I bought a new camera. Dad told me to. The lens on my old one is having a ‘mare, the autofocus doesn’t work and it does this funny clunking thing when you turn the focus ring manually. I went in to look at lenses for my camera, but a lens alone was going to cost me about NZ$600, and I came across a beautiful new Nikon D3100 in the same shop which was NZ$830. I told Dad my lens had sort of carked it but does actually still work, and that I was trying to talk myself out of buying this camera. He said buy the Nikon. My camera was originally his, and he’d already had it repaired once, and he said it’s not worth fixing again. So while we were waiting for our train out of Krakow I went to the electronics shop, which had the same Nikon but with a much better range lens, and it was only about $100 more. So I bought it. I got the camera, the lens, a camera bag, and a memory card, all for about $1000, and I can claim about $160 tax back when I leave the EU. That is SO MUCH less than I’d expect to pay in NZ. I’m so excited!! I’ve always wanted a Nikon.
Other than that, Krakow was like this mad dash the entire time we were there. We arrived by train at lunchtime, that afternoon most of us went on an optional excursion (a trip that Tucan will organise for you but which is not included in the cost of the tour) to the Krakow Salt Mine, then we took a city tour by golf cart the next morning, saw Schinder’s factory at lunchtime, went to Auschwitz that afternoon (which is included in our tour), and took the overnight train to the Czech Republic that night.

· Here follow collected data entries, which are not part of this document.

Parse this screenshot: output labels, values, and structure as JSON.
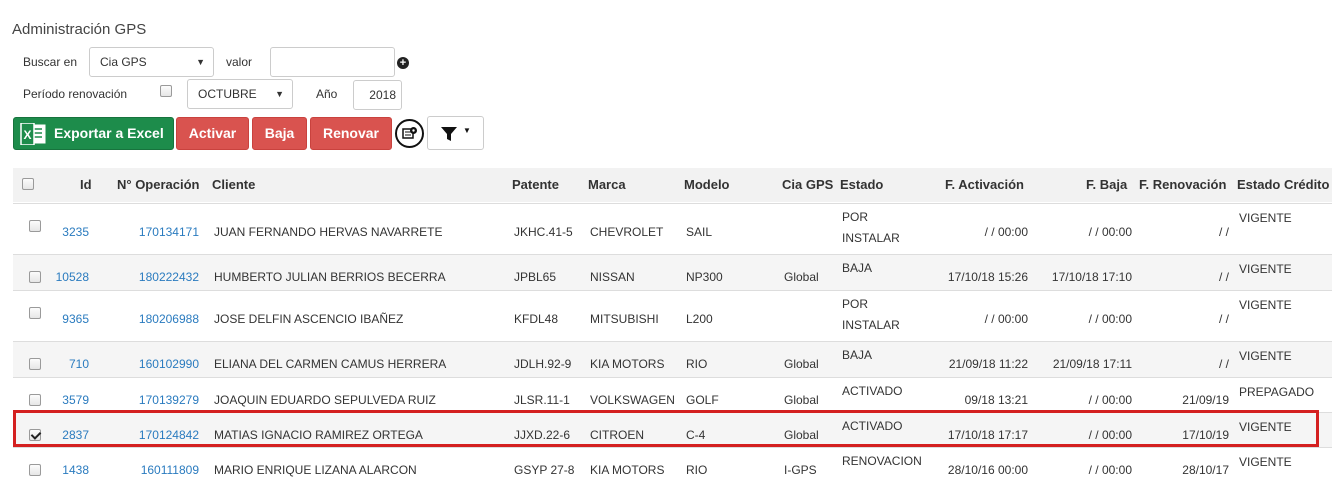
{
  "page": {
    "title": "Administración GPS",
    "search_label": "Buscar en",
    "search_select": "Cia GPS",
    "value_label": "valor",
    "value_input": "",
    "period_label": "Período renovación",
    "month_select": "OCTUBRE",
    "year_label": "Año",
    "year_value": "2018"
  },
  "toolbar": {
    "export_label": "Exportar a Excel",
    "activar_label": "Activar",
    "baja_label": "Baja",
    "renovar_label": "Renovar",
    "icons": [
      "excel-icon",
      "settings-icon",
      "filter-icon",
      "caret-down-icon",
      "plus-circle-icon"
    ]
  },
  "colors": {
    "excel": "#1d8c4b",
    "danger": "#d9534f",
    "link": "#2a7bbf",
    "highlight": "#d42020"
  },
  "table": {
    "headers": {
      "id": "Id",
      "op": "N° Operación",
      "cliente": "Cliente",
      "patente": "Patente",
      "marca": "Marca",
      "modelo": "Modelo",
      "cia": "Cia GPS",
      "estado": "Estado",
      "f_act": "F. Activación",
      "f_baja": "F. Baja",
      "f_ren": "F. Renovación",
      "credito": "Estado Crédito"
    },
    "rows": [
      {
        "id": "3235",
        "op": "170134171",
        "cliente": "JUAN FERNANDO HERVAS NAVARRETE",
        "patente": "JKHC.41-5",
        "marca": "CHEVROLET",
        "modelo": "SAIL",
        "cia": "",
        "estado1": "POR",
        "estado2": "INSTALAR",
        "f_act": " /  / 00:00",
        "f_baja": " /  / 00:00",
        "f_ren": " /  / ",
        "credito": "VIGENTE",
        "checked": false
      },
      {
        "id": "10528",
        "op": "180222432",
        "cliente": "HUMBERTO JULIAN BERRIOS BECERRA",
        "patente": "JPBL65",
        "marca": "NISSAN",
        "modelo": "NP300",
        "cia": "Global",
        "estado1": "BAJA",
        "estado2": "",
        "f_act": "17/10/18 15:26",
        "f_baja": "17/10/18 17:10",
        "f_ren": " /  / ",
        "credito": "VIGENTE",
        "checked": false
      },
      {
        "id": "9365",
        "op": "180206988",
        "cliente": "JOSE DELFIN ASCENCIO IBAÑEZ",
        "patente": "KFDL48",
        "marca": "MITSUBISHI",
        "modelo": "L200",
        "cia": "",
        "estado1": "POR",
        "estado2": "INSTALAR",
        "f_act": " /  / 00:00",
        "f_baja": " /  / 00:00",
        "f_ren": " /  / ",
        "credito": "VIGENTE",
        "checked": false
      },
      {
        "id": "710",
        "op": "160102990",
        "cliente": "ELIANA DEL CARMEN CAMUS HERRERA",
        "patente": "JDLH.92-9",
        "marca": "KIA MOTORS",
        "modelo": "RIO",
        "cia": "Global",
        "estado1": "BAJA",
        "estado2": "",
        "f_act": "21/09/18 11:22",
        "f_baja": "21/09/18 17:11",
        "f_ren": " /  / ",
        "credito": "VIGENTE",
        "checked": false
      },
      {
        "id": "3579",
        "op": "170139279",
        "cliente": "JOAQUIN EDUARDO SEPULVEDA RUIZ",
        "patente": "JLSR.11-1",
        "marca": "VOLKSWAGEN",
        "modelo": "GOLF",
        "cia": "Global",
        "estado1": "ACTIVADO",
        "estado2": "",
        "f_act": "09/18 13:21",
        "f_baja": " /  / 00:00",
        "f_ren": "21/09/19",
        "credito": "PREPAGADO",
        "checked": false
      },
      {
        "id": "2837",
        "op": "170124842",
        "cliente": "MATIAS IGNACIO RAMIREZ ORTEGA",
        "patente": "JJXD.22-6",
        "marca": "CITROEN",
        "modelo": "C-4",
        "cia": "Global",
        "estado1": "ACTIVADO",
        "estado2": "",
        "f_act": "17/10/18 17:17",
        "f_baja": " /  / 00:00",
        "f_ren": "17/10/19",
        "credito": "VIGENTE",
        "checked": true
      },
      {
        "id": "1438",
        "op": "160111809",
        "cliente": "MARIO ENRIQUE LIZANA ALARCON",
        "patente": "GSYP 27-8",
        "marca": "KIA MOTORS",
        "modelo": "RIO",
        "cia": "I-GPS",
        "estado1": "RENOVACION",
        "estado2": "",
        "f_act": "28/10/16 00:00",
        "f_baja": " /  / 00:00",
        "f_ren": "28/10/17",
        "credito": "VIGENTE",
        "checked": false
      }
    ]
  }
}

I would’ve really liked at least one more day in Krakow, I feel like we missed a lot.
The Salt Mine was interesting. Not overwhelmingly so though. We walked down 380 stairs underground, and spent about 2hrs walking through passages and room after room that'd been carved out of the salt.... as you might expect in a mine I suppose. A lot of the rooms had statues in them that had been carved out of the salt. You have to excuse my photos, I hate flashes so everything's at least like 2.5sec exposures.
I am Oz! Being photographed by a million or so other people while my shutter was open!
There were a couple of pretty impressive rooms. The cathedral was the best. It's absolutely ginormous. (That's totally a word and totally how you spell it.)
It has some pretty impressive statues, and carvings on the walls.
This was my favourite thing in the whole mine. The perspective is perfect. It's flat, but when you stand in front of it, it looks like it's been carved right into the wall.
The lights are behind her, not inside. The statue I mean.
Another interesting example of the fact that you can see through pure salt.
I'm not as verbose as usual unfortunately... Bit tired at the moment. Luckily a picture paints a thousand words so I'm already at five thousand and something.
The golf cart city tour was good because it covered everything in the near vicinity. Our hotel was in the coolest street, it was full of little cafes and restaurants and bars, and it was in the old Jewish Quarter. Krakow was pretty beaten-up looking, but I really liked it.
I found out that the reason there are buildings falling down around the place, or at least it's the reason in Krakow, is that there are so many people who they couldn't account for after the war who owned property, and because they didn't know if or when these people or their decendants would show up again they didn't sell the buildings on. I like that the government did that.
Fortifications in the city wall.
This was at... maybe a church I think...
Amanda being very cheeky with someone else's hat. "Quick, take my photo!"
We finished the city tour at Schindler's factory (as in Schindler's List). They made it into a museum, which has only been open for a year. It's an excellent museum. We had to be back at the hotel fed and watered at 130pm, so we only had an hour to get through, and it took that long just to walk from one end to the other. It's more about the war and the persecution of Jewish people than it is particularly about Oscar Schindler, but it was very well done.
Left: Floor tiles
Right: Pots and pans which form the outer walls of a room. Inside it's perfectly round and has the names of the people on Schindler's List all over the walls.
Fantastic museum. Really sorry we didn't have another few hours to spend there.
Lunch. Open baguettes from the best shop in town.
It was in a pagoda in the middle of the market square, along with four other baguette shops.